When you buy eggs, what is the difference between a box that simply says ‘eggs,’ one that says, ‘barn eggs’ and another that says ‘free range eggs’ or ‘organic free range eggs’?
A box of eggs that simply says, ‘eggs,’ usually packaged in a plastic box, is from a battery farm – one that holds caged layers. These birds live their lives in a single cage typically housing five birds averaging only 40 x 55 cm in size (a minimum floor area of just 550 square cm per bird). Sheds of battery hens usually contain on average, around 30,000 birds.
Barn eggs are produced by poultry that have access to perches with provision made for each bird to have access to at least 15cm perch space per bird. The birds may move around freely although stocking densities of 9 birds per square metre of floor space tends to limit movement somewhat.

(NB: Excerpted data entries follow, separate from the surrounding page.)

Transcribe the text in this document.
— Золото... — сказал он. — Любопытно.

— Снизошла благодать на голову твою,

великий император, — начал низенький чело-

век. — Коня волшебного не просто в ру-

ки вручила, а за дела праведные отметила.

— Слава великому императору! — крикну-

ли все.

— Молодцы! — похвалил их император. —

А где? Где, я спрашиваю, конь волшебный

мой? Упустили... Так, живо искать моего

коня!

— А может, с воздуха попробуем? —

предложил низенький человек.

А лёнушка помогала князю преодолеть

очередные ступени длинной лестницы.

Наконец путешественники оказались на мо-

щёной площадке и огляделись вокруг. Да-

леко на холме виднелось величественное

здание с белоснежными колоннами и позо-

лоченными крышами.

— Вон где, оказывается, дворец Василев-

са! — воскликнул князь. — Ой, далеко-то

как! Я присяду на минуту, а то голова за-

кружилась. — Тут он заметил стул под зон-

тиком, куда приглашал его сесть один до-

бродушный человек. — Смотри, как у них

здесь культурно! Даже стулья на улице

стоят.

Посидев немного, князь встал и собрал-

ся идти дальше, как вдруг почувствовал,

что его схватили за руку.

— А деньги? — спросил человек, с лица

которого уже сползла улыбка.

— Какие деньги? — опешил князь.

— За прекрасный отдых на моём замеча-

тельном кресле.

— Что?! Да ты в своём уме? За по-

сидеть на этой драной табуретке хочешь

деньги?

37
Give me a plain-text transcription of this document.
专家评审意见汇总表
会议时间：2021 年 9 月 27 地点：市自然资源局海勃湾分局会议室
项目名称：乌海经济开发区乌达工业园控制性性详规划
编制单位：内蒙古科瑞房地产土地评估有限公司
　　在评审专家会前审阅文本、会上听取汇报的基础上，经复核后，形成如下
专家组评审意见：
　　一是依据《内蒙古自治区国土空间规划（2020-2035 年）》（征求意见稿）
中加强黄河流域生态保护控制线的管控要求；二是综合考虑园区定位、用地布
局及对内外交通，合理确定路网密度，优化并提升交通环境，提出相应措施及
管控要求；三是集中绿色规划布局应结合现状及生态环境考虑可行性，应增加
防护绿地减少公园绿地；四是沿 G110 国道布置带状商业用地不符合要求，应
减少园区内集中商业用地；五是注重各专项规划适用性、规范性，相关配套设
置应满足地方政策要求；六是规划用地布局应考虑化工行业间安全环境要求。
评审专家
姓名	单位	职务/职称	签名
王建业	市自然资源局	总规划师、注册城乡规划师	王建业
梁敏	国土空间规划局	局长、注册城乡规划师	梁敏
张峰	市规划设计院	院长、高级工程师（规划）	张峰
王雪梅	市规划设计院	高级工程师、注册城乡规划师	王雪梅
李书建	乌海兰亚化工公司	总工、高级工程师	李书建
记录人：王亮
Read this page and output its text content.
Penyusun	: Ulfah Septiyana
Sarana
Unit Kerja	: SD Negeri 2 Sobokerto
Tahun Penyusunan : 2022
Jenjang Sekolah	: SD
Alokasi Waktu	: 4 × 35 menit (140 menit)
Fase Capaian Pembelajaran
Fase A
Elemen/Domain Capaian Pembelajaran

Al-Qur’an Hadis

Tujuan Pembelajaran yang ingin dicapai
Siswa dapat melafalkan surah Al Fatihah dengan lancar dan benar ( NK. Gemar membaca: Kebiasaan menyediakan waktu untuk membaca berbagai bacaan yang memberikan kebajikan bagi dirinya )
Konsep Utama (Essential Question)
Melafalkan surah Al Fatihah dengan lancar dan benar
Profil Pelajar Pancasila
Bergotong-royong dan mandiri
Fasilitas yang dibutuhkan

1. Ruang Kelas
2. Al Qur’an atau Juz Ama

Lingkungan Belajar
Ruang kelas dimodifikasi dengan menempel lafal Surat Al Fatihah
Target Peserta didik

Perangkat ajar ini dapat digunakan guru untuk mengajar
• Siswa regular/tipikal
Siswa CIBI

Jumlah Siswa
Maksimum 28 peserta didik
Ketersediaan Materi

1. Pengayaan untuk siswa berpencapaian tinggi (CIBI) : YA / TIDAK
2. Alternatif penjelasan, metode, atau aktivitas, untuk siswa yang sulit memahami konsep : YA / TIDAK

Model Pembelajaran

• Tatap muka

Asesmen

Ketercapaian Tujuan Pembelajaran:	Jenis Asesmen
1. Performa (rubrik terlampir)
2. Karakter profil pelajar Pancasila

The eggs are laid in nest boxes with one nest box provided for every seven birds and then transported by conveyor belt to a collecting station to be boxed.
Free range eggs are produced by birds that are housed as described in the barn system above. In addition birds must have continuous daytime access to open runs which are mainly covered with vegetation and with a maximum stocking density of 2,500 birds per hectare. Barn and free range flock sizes are typically in the range of 15,000 birds.
Organic eggs are similar to that of free range but have more stringent requirements with regard to floor space and feed supply. Birds must have a minimum of two square feet per bird floor space and all feed must be certified as organically produced. Birds must have been organically reared since hatching. In addition, meat by-products and antibiotic use in feed is prohibited.